Drammeh also found that Howard’s large alumni network was a great way to keep up professional connections even amidst the pandemic.

“Howard has done their best to keep us connected with opportunities. Our network [of alumni] is really, really strong. Even if we never returned to campus, we’d still have that really strong power network because our alumni are everywhere,” Drammeh said.

Quackenbush has taken advantage of her gap semester by engaging in professional development opportunities, like serving as a college advisor for a matriculate program. 

“I think the most valuable thing that I am gaining from this is life experience. You can practice how to be an adult without all of the support from school,” she said.

Looking Ahead

With more than 535,000 confirmed COVID-19 cases and 100 student/faculty deaths across college campuses nationwide, the pandemic’s impact on university life remains all too real. As universities seek to create and execute plans to either maintain or improve the conditions of student life on campus, it’s unclear what vestiges will remain from COVID-19 policies for years to come, even with vaccinations on the rise. 

Some universities have discussed adapting to the online environment by increasing the number of online courses offered and reducing in-person instruction to implement more time for experiential learning. Even beyond the pandemic, students’ opinions on long-term virtual options are changing. 

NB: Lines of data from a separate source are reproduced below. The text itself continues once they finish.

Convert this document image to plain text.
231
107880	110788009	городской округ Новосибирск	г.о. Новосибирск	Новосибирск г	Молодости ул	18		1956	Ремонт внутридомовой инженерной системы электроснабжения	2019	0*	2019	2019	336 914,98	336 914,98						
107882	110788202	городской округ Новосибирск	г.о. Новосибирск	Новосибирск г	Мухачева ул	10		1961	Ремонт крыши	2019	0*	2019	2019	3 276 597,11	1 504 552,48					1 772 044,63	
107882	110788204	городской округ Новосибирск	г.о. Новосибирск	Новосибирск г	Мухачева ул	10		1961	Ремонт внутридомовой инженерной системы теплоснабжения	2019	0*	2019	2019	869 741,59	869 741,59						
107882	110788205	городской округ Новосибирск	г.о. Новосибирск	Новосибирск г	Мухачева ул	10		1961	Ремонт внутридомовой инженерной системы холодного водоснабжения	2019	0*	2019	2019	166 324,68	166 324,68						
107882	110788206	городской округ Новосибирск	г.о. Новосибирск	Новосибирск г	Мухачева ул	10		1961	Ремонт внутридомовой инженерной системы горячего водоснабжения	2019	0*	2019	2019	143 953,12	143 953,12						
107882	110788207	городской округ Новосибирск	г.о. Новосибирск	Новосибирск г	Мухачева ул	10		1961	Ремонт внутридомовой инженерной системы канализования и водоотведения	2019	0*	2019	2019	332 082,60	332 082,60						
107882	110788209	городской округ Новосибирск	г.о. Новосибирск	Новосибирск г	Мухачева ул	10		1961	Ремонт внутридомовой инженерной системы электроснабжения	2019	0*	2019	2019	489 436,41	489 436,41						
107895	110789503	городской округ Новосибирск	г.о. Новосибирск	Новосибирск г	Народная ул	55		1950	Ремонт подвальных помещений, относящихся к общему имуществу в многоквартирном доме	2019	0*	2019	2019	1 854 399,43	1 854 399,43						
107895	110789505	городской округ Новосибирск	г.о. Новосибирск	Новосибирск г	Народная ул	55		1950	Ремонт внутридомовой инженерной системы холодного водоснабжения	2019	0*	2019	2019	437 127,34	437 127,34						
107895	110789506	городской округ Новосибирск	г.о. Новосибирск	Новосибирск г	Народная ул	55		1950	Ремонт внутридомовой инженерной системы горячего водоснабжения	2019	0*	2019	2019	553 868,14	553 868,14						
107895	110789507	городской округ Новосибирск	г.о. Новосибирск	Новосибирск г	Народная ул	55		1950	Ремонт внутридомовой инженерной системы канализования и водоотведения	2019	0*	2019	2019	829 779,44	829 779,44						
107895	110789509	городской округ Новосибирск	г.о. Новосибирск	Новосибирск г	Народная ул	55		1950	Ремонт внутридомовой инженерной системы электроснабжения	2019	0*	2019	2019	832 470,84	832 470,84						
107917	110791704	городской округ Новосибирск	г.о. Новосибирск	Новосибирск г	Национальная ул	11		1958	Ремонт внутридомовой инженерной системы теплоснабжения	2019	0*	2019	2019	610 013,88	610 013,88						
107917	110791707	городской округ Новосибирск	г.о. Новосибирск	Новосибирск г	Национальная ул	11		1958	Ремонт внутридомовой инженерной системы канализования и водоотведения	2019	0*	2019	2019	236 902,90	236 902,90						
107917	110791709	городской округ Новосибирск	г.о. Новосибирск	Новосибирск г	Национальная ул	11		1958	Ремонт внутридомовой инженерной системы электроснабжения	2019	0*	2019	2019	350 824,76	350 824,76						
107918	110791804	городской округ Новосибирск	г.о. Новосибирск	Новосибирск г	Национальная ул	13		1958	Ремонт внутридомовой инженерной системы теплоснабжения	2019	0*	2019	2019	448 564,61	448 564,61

“People say ‘Don’t go to an online university because that degree is worthless,’ but it might actually be better for some people,” Waters-Umfleet said. 

That is especially true among traditionally underserved populations. For example, women in higher education, who have been among the most affected by COVID-19, often have to choose between pursuing a higher education or taking care of their families, even though there are more women enrolled in undergraduate programs than men. Prior to COVID, in-person learning was still the preferred method of learning between men and women, with both genders simultaneously being equally interested in hybrid learning at about 30%; now, a preference for in-person learning has decreased among men and women at 10% and 20%, respectively. 

For other students, the difficulties of learning amidst the pandemic has reinforced the benefits of on-campus college experiences—from the social atmosphere to campus culture to university traditions.

“There’s not going to be much of a difference between two different university classes. You’re paying for that environment and that experience more than for the education,” Quackenbush said.

Universities are inching back toward the norm—Michigan State University included 400 in-person classes in the spring semester, in comparison to 40 in the fall—and yet students are still feeling the effects of pandemic learning mentally, socially, financially and academically. Students are struggling to “just be college students” as the pressures of the world around them grow increasingly great, and are coming to terms with the fact that the compounded national and global crises of 2020 and beyond will have an impact on the trajectory of their lives for years to come.